# Book club



## Mohammed-Awaad

Hi
what about having Book club in UAE?


----------



## jojo

I'm not sure theres enough posters who read and want to review books??? But see what happens! We do have this one in the lounge tho

http://www.expatforum.com/expats/expat-forum-lounge/33226-book-club.html

Jo xxx


----------



## Mohammed-Awaad

I am thinking about one hour per week in one of malls
it will be nice


----------



## jojo

Oh I see! Well see how it goes??!!

Jo xxx


----------



## Mohammed-Awaad

I hope it will be fine


----------



## UKJ

In Abu Dhabi?


----------



## Mohammed-Awaad

UKJ said:


> In Abu Dhabi?


Yes


----------



## Tercia

I do read a lot... Might be nice... But it wouldn't be nice if we don't have enough people interested....?


----------



## Mohammed-Awaad

tercia said:


> i do read a lot... Might be nice... But it wouldn't be nice if we don't have enough people interested....?


we can start together on fb...what do u think?


----------



## Jynxgirl

Even if you do a fb page, it would be nice if someone will come and keep up a book thread/get together thread for abu dhabi.
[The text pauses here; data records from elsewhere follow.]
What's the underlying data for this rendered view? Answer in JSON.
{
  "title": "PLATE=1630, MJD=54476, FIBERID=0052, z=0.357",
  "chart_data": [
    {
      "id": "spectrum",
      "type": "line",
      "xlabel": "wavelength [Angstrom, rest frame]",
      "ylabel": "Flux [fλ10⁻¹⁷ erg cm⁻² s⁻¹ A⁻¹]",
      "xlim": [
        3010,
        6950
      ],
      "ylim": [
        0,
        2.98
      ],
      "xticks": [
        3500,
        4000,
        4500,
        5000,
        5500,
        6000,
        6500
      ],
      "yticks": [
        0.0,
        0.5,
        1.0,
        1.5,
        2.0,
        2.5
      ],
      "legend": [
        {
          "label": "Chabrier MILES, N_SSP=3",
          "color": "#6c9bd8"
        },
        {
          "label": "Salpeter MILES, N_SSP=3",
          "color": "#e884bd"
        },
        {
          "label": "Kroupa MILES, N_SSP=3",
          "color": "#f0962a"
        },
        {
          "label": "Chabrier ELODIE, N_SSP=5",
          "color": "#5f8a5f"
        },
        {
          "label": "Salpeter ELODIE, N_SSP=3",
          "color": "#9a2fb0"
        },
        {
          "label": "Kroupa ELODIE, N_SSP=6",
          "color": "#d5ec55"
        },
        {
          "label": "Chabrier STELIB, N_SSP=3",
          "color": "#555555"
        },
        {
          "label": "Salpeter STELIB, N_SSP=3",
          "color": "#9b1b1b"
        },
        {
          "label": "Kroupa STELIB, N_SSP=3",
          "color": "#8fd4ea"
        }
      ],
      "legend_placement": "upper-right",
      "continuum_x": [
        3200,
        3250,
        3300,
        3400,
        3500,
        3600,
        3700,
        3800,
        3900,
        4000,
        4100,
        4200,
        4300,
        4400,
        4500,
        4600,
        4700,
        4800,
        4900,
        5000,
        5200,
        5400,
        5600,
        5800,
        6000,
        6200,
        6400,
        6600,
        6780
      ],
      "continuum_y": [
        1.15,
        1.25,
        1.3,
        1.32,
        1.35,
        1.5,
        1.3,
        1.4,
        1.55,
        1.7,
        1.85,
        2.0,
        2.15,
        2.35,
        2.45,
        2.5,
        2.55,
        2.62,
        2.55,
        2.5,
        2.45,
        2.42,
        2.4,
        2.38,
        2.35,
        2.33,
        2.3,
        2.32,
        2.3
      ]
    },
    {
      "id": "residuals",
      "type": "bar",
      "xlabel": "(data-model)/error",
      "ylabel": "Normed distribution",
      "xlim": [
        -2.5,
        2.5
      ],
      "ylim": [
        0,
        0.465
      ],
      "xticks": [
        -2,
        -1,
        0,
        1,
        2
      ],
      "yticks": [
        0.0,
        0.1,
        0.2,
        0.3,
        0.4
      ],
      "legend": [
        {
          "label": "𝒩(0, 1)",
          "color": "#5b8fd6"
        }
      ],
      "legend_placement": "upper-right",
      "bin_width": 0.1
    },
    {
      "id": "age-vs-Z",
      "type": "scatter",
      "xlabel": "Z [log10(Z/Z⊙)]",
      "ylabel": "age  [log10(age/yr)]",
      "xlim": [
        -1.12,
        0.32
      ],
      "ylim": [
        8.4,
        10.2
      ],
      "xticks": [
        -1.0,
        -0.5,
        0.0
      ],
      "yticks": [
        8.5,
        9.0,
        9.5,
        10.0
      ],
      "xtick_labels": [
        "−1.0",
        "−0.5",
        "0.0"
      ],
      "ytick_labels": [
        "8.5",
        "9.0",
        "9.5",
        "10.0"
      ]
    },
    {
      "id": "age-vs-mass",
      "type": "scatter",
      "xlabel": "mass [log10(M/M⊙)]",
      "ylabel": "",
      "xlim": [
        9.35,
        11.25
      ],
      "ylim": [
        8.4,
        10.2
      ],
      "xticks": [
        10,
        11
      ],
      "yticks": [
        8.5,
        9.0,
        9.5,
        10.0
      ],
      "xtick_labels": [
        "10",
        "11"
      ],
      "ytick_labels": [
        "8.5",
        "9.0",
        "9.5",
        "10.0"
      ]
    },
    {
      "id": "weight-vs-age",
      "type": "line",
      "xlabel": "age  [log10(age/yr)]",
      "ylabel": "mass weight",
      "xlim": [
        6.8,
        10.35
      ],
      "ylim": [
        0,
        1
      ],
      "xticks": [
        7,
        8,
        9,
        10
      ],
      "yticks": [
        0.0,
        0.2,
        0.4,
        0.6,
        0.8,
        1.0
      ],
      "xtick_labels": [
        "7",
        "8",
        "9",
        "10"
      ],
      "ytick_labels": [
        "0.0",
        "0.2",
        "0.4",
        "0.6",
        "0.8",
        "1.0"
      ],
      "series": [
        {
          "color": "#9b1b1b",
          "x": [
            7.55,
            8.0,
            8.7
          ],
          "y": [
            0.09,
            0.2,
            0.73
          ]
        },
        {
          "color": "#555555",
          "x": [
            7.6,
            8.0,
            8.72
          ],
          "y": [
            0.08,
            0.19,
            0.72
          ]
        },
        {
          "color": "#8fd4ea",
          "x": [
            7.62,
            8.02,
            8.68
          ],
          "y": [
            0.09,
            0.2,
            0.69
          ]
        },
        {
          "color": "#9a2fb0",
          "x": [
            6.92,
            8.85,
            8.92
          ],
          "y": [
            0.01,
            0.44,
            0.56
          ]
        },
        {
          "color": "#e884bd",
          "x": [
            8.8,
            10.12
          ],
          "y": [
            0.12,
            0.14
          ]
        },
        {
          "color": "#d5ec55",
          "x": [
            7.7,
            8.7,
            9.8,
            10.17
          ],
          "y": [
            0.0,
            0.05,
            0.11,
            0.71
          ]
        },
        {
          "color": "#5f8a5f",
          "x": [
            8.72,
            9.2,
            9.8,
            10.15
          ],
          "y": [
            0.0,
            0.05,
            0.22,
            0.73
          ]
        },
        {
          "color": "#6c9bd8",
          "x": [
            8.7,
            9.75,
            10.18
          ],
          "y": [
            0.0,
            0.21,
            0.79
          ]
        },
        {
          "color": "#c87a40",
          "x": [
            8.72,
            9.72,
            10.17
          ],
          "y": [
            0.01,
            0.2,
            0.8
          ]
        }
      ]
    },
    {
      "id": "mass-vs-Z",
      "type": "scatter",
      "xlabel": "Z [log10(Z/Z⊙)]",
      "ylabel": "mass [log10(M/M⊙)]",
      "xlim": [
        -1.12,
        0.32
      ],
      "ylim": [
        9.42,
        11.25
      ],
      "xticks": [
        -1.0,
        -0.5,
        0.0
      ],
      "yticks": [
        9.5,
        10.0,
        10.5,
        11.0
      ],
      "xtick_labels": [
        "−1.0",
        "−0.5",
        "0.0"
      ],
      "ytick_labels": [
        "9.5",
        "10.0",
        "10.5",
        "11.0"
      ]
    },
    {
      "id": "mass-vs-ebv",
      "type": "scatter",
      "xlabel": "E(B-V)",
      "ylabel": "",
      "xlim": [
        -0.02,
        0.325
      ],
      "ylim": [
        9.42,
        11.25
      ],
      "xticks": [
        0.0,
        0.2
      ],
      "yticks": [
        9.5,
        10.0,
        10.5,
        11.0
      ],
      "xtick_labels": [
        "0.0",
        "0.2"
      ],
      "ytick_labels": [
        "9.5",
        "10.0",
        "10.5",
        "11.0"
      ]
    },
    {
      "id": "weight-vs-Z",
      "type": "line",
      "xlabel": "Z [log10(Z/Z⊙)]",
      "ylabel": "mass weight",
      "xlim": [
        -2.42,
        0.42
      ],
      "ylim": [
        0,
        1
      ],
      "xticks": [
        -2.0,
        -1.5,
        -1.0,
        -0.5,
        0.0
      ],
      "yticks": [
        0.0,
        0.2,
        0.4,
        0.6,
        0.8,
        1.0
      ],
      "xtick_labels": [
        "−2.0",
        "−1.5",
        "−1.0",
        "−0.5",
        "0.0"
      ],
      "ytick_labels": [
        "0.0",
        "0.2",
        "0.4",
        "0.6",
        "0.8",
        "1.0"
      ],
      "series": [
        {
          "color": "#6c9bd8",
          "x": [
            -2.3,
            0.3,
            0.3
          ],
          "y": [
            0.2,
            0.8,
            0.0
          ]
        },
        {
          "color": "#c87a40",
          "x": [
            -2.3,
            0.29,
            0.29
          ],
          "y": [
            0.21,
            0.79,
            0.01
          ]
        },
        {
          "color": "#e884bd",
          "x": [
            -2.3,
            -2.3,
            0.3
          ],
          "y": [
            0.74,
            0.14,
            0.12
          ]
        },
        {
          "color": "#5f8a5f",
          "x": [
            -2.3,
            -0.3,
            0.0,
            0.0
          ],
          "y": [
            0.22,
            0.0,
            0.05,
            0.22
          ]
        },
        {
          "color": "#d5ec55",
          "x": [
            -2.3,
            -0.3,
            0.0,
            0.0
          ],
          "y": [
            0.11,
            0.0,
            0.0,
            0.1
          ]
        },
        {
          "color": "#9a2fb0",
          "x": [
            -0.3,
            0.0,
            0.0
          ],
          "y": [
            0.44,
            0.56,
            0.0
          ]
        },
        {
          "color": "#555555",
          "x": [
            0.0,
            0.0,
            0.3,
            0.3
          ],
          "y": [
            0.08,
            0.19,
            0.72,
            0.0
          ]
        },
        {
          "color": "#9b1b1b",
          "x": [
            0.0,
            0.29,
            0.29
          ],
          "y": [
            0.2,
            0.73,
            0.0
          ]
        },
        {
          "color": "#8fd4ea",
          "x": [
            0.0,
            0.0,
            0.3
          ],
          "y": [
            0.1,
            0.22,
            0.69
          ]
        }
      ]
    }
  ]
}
It really isnt that active and many new comers seem to be bored in abu dhabi. 

Even a weekly meetup/thursday night thing/dinner out/night at the cinema followed by coffee/etc... Anything would be nice


----------



## Tercia

Tell me about it.. I've been in Abu Dhabi for more than 2 years (6 years in UAE) and I'm so bored...


----------



## lexybelle

I haven't moved yet, but i read a lot and i would love a book club in AD.
Also love the idea of a weekly social thing


----------



## Mohammed-Awaad

lexybelle said:


> I haven't moved yet, but i read a lot and i would love a book club in AD.
> Also love the idea of a weekly social thing


Amazing you are interested...waiting u to settle


----------



## Jynxgirl

Tercia said:


> Tell me about it.. I've been in Abu Dhabi for more than 2 years (6 years in UAE) and I'm so bored...


If you are bored, best thing to do is either join a group that is centered around your interests or if you can not find one, make one 

That is how the marine aquarium society of UAE was born


----------



## Tercia

Great idea.. Haven't been able to find a group yet.. That's how I stumbled upon expat forum..


----------